Python (and Ruby to some extents), when running as a single process allows the user to create threads. By default these are OS level threads (pthreads) although there are other models available. I am talking only about pthreads here which dont require programmer intervention. Due to the nature of the Python interpreter there is a global lock (GIL) that only allows 1 python thread to use the interpreter at a time. Threads are allowed to use the interpreter for a set time after which they are rescheduled. Even if you run a python process on a multicore system, my understanding is, only 1 thread per process will execute at a time. When a thread enters blocking IO it releases the lock allowing other threads to execute. Like Node.js, to make full use of multicore hardware you must run more than one Python processor. Unlike Node.js the internal implementation of the interpreter and not the programming style ensures that the CPU running the python process switches between threads to ensure its always performing useful work. In fact thats not quite true, since the IO libraries in Node.js have to relinquish control back to the main event loop to ensure they do not block.

So provided, the mechanism for delivering work to the process is event based there is little difference in the potential for Ruby, Python or Node.js to utilize hardware resources effectively. They all need 1 process per hardware core. Where they differ is how the programmer ensures that control is released on blocking. With Python (and Ruby IIUC), control is released by core interpreter with out the programmer even knowing it is happening. With Node.js control is released by the programmer invoking a function that explicitly passes control back. The only thing a Python programmer has to ensure is that there are sufficient threads in the process for the PIL to pass control to when IO latencies are encountered, and that depends on the deployment mechanism which should be multi-threaded. The only added complication for the Node.js model is that the IO drivers need to ensure that every subsystem that performs blocking IO has some mechanism of storing state not bound to a thread (since there is only 1). A database transaction, for one request must not interact with that for another. This is no mean feat and I will guess (not having looked) is simular to the context switching process between native OS level threads. The only thing you cant do in Node.js is perform a compute intensive task without releasing control back to the event loop. Doing that stops a Node.js from serving any other requests. If you do that in Python, the interpreter suspends the pthread and reschedules after a set number of instructions. Proof, in some senses that multitasking is a foundation of the language rather than an artifact of the programmers code base.

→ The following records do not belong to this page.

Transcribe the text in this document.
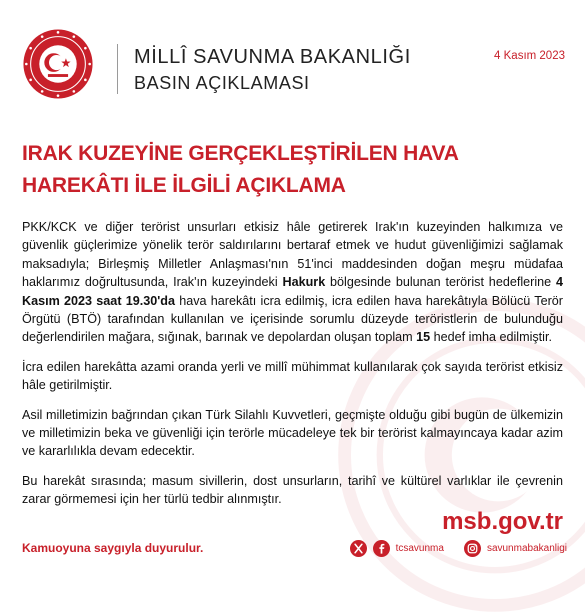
MİLLÎ SAVUNMA BAKANLIĞI
BASIN AÇIKLAMASI
4 Kasım 2023
IRAK KUZEYİNE GERÇEKLEŞTİRİLEN HAVA HAREKÂTI İLE İLGİLİ AÇIKLAMA

PKK/KCK ve diğer terörist unsurları etkisiz hâle getirerek Irak'ın kuzeyinden halkımıza ve güvenlik güçlerimize yönelik terör saldırılarını bertaraf etmek ve hudut güvenliğimizi sağlamak maksadıyla; Birleşmiş Milletler Anlaşması'nın 51'inci maddesinden doğan meşru müdafaa haklarımız doğrultusunda, Irak'ın kuzeyindeki Hakurk bölgesinde bulunan terörist hedeflerine 4 Kasım 2023 saat 19.30'da hava harekâtı icra edilmiş, icra edilen hava harekâtıyla Bölücü Terör Örgütü (BTÖ) tarafından kullanılan ve içerisinde sorumlu düzeyde teröristlerin de bulunduğu değerlendirilen mağara, sığınak, barınak ve depolardan oluşan toplam 15 hedef imha edilmiştir.

İcra edilen harekâtta azami oranda yerli ve millî mühimmat kullanılarak çok sayıda terörist etkisiz hâle getirilmiştir.

Asil milletimizin bağrından çıkan Türk Silahlı Kuvvetleri, geçmişte olduğu gibi bugün de ülkemizin ve milletimizin beka ve güvenliği için terörle mücadeleye tek bir terörist kalmayıncaya kadar azim ve kararlılıkla devam edecektir.

Bu harekât sırasında; masum sivillerin, dost unsurların, tarihî ve kültürel varlıklar ile çevrenin zarar görmemesi için her türlü tedbir alınmıştır.

msb.gov.tr
Kamuoyuna saygıyla duyurulur.	tcsavunma	savunmabakanligi
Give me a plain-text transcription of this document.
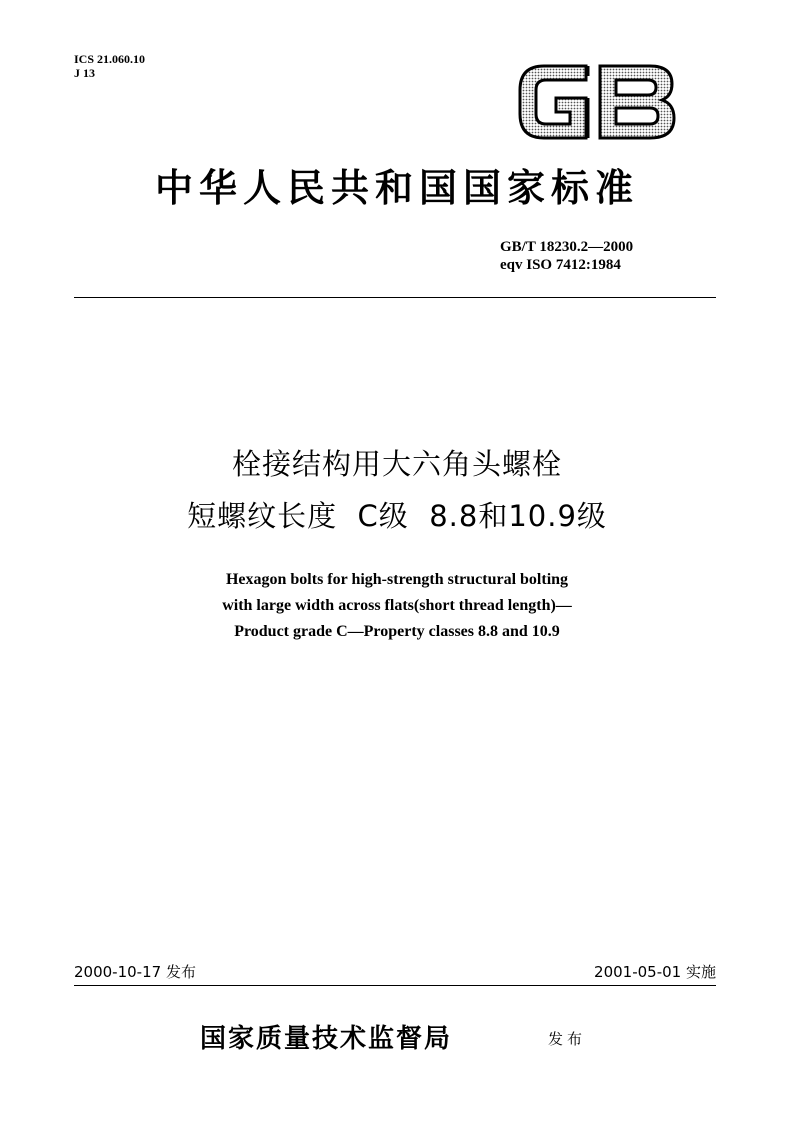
ICS 21.060.10
J 13
中华人民共和国国家标准
GB/T 18230.2—2000
eqv ISO 7412:1984
栓接结构用大六角头螺栓
短螺纹长度  C级  8.8和10.9级
Hexagon bolts for high-strength structural bolting
with large width across flats(short thread length)—
Product grade C—Property classes 8.8 and 10.9
2000-10-17 发布	2001-05-01 实施
国家质量技术监督局	发布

The third language I mentioned is Java. Having spent most of my the last 16 years coding Java based apps I have enjoyed the freedom to be able to use every hardware core available from a single process all sharing the same heap. I have also suffered the misery of having to deal with interleaving IO, synchronization and avoiding blocking over shared resources. Java is unlike the other languages in this respect since it gives the programmer the tools and the responsibility to make best use of the hardware platform. Often that tempts the programmer to think they can be successful in eliminating all blocking IO by eliminating all non core memory IO. The reality is somewhat different, as no application that scales and connects humans together will ever have few enough connections between data to localise all the data used in a request to a single board of RAM. From my MPP years this was the domain decomposition bandwidth. It may be possible to eliminate IO from disk, but I have to doubt that a non trivial application can eliminate all backend network IO. In a sense, the threading model of Java tempts the developer to try and implement efficient hardware resource utilization, but doesn’t help them in doing so. The same can be said for many of lower level compiled languages. Fast and dangerous.

Don’t forget, with web applications, it’s IO that matters.